The California Technology Assessment Forum has issued draft guidelines recommending the use of non-invasive prenatal trisomy tests as advanced prenatal screening tests for trisomies 21 and 18 in high-risk pregnant women.
CTAF concluded that the tests are currently not ready for use in average-risk women, or as a replacement for primary screening techniques. Additionally, it said that there is not yet enough evidence supporting the tests' ability to screen for trisomy 13.
Such tests are being marketed by Sequenom, Verinata Health, and Ariosa in the US, and by Germany's LifeCodexx in Europe.
The tests from the three US-based firms met CTAF's requirements for having the appropriate regulatory approval and scientific evidence to call trisomy 21 and 18. CTAF did not comment on LifeCodexx's test.
CTAF assesses the safety and effectiveness of emerging medical novel technologies. Insurance companies often use its recommendations to guide coverage decisions.
For trisomy 21 and 18 testing, CTAF cited published validation studies by each of the companies demonstrating high specificities and sensitivities. It also cited a cost-effectiveness analysis of Verinata's Verifi as evidence that these tests could improve health outcomes.
The cost-effectiveness analysis determined that non-invasive screening could reduce invasive diagnostic testing by 72 percent and because invasive tests carry a risk of miscarriage, it would also reduce miscarriages that are caused by such tests by 66 percent (CSN 5/2/2012).
At the time that CTAF performed its analysis, there were only two published studies that tested the technology for its ability to detect trisomy 13. Detection rate was 78.65 percent in one study and 91.7 percent in the other, and between the two studies, only 26 cases of trisomy 13 were evaluated. Thus, CTAF determined that "the ability to draw conclusions is limited by the small number of cases."
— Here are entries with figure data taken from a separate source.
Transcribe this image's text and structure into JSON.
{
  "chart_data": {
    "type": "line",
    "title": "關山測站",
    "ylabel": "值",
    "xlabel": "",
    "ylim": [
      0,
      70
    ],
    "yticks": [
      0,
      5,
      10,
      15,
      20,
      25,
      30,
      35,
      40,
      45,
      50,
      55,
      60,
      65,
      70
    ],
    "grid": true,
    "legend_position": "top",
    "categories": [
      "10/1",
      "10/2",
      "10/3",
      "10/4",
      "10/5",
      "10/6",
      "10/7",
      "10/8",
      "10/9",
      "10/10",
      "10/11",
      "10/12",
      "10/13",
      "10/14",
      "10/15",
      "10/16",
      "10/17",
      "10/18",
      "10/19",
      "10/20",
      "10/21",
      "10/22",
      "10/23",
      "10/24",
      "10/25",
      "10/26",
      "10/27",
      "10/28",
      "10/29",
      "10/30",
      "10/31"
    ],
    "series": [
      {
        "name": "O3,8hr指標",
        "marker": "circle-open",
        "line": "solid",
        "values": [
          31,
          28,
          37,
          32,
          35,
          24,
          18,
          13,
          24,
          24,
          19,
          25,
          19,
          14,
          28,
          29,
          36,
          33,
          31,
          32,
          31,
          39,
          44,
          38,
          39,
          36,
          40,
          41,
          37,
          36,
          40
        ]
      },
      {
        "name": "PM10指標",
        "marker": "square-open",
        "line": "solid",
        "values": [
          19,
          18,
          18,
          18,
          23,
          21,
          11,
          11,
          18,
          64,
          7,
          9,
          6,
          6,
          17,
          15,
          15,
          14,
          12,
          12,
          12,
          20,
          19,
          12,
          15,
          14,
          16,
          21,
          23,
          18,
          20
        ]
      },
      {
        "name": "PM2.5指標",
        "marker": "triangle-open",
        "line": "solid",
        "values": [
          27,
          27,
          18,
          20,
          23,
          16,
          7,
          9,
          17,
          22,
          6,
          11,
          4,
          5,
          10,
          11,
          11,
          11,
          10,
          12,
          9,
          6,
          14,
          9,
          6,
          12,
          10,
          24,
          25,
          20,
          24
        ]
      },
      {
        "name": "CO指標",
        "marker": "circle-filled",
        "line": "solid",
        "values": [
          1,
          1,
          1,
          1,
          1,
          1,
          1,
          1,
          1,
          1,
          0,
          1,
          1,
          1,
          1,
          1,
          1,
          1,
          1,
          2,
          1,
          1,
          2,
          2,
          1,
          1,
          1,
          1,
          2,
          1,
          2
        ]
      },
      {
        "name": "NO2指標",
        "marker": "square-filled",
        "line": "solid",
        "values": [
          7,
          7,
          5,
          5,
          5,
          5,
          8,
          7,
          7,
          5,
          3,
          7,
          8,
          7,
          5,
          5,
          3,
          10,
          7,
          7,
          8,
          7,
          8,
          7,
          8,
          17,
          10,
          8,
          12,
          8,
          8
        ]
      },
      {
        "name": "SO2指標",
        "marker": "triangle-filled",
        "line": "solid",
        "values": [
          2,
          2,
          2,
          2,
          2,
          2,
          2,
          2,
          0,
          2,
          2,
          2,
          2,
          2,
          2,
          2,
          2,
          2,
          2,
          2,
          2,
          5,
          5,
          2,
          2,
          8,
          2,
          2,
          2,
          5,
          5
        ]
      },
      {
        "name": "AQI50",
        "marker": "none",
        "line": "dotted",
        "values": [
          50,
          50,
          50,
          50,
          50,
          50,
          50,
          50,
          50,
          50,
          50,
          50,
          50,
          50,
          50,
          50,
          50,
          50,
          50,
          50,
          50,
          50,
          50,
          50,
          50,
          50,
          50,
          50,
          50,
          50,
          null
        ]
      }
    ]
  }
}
While CTAF determined that noninvasive testing for trisomy 21 and triosmy 18 meet the criteria for advanced prenatal screening, it noted that none of the published literature has yet compared this type of method to current primary screening methods such as measurements of maternal serum markers and ultrasound.
Nor can these assays replace invasive diagnostic testing for aneuploidies, because despite the tests' high sensitivity and specificity, "its accuracy is not that of the gold standard of fetal karyotyping," CTAF wrote.
"In addition, karyotyping can provide information about other conditions besides fetal aneuploidy status, whereas [circulating fetal] DNA cannot."
And although Ariosa recently published a study demonstrating the use of its test in average-risk women, CTAF concluded that "the small number of T21 and T18 cases in this study, the fact that not all pregnancies underwent karyotyping, and that not all samples could be given trisomy risk scores, limit the conclusions that can be drawn from this study."
The study suggests that the assays may have "potential utility in average risk women" and should continue to be evaluated, but "it is currently not ready for routine use in average risk women."
Ariosa CEO Ken Song told Clinical Sequencing News in an email that CTAF's recommendations represent only the "first step" in making non-invasive prenatal testing "an option for any pregnant woman."
He added that he thinks the recommendation will "help streamline access" to these tests and that "as clinical data and experience of using NIPT in the average-risk population continues to build, it should lead to near term broader coverage, support, and access."
In its guidelines, CTAF did not draw distinctions between the three different tests being offered by US companies — Sequenom's MaterniT21, which screens for T21, 18, and 13 using a shotgun sequencing strategy; Verinata's Verifi, which tests uses a similar method for the same indications; and Ariosa's Harmony Prenatal Test, which uses a targeted sequencing strategy to screen for T21 and T18.